Episodic corticosterone treatment accelerates kindling epileptogenesis and triggers long-term changes in hippocampal CA1 cells, in the fully kindled state.

TLDR: In this article, the effect of episodic (approximately 10 days) corticosterone treatment on behavioural symptoms during kindling epileptogenesis and electrical activity in the CA1 hippocampal area during epilepsy and later on, in the fully kindled state.

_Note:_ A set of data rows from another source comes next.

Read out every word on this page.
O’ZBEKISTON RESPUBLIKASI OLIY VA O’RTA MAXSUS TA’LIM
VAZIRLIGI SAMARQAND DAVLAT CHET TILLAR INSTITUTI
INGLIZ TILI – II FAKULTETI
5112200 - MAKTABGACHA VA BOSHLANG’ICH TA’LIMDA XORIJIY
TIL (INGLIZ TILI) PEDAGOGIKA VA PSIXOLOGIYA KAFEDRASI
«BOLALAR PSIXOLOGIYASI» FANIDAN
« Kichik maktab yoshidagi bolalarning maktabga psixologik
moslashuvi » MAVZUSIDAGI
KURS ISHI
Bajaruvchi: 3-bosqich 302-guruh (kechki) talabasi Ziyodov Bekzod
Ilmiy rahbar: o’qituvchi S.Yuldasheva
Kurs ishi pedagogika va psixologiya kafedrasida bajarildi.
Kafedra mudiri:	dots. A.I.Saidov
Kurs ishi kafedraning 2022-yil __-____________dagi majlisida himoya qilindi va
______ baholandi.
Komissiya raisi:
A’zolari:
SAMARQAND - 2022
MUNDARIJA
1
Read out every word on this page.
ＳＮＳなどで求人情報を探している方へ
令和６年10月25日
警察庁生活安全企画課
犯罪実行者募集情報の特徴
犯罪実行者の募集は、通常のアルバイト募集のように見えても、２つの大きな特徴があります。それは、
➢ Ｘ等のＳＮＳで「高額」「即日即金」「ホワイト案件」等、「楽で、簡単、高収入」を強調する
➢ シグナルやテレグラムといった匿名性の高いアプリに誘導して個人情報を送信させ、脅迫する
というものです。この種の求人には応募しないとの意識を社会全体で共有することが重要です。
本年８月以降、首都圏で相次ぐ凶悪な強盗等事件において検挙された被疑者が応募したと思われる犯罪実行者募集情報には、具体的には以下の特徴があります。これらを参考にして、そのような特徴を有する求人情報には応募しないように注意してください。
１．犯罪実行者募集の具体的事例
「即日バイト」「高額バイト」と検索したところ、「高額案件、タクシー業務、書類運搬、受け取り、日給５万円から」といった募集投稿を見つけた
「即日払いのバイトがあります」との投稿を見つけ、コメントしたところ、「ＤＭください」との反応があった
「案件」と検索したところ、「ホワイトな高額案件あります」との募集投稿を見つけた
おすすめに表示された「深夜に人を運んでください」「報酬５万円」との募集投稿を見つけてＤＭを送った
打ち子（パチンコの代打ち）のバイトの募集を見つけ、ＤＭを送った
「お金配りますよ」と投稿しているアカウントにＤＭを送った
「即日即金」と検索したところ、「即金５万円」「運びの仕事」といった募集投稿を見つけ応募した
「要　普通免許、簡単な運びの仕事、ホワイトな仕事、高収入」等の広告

Abstract: We tested the effect of episodic (approximately 10 days) corticosterone treatment on: (i) behavioural symptoms during kindling epileptogenesis; and (ii) electrical activity in the CA1 hippocampal area during epileptogenesis, and later on, in the fully kindled state. Male rats received a corticosterone-releasing pellet (100 mg/day) shortly before kindling was started, resulting in elevated hormone levels during the early and middle stages of epileptogenesis. The appearance of moderate behavioural signs of epilepsy and severe tonic-clonic seizures was significantly accelerated in corticosterone-treated animals compared to placebo controls. During epileptogenesis, corticosterone treatment did not affect the amplitude and paired-pulse characteristics of in vivo-recorded CA1 field responses, or the duration of the afterdischarge following tetanic stimulation of the Schaffer collaterals. However, other properties of CA1 cells studied in vitro, in the fully kindled state, were altered by the earlier episodic corticosterone treatment. Thus, in kindled rats, the amplitude of the population spike in the CA1 area was significantly enhanced after prior exposure to high corticosterone levels. Prior episodic steroid treatment resulted furthermore in a significantly increased amplitude of voltage-gated Ca currents, in kindled rats. At that time, corticosterone levels of animals which had received a corticosterone-releasing pellet earlier were no longer elevated compared to the placebo controls; the corticosteroid-treated rats did also not differ from the controls with respect to the mRNA expression levels for the two corticosteroid receptor subtypes in the hippocampus. The data suggest that exposure of animals to a period of stressful experiences during a critical phase in epileptogenesis could impose lasting deleterious effects on the course of epilepsy, even when CORT levels have been normalized again.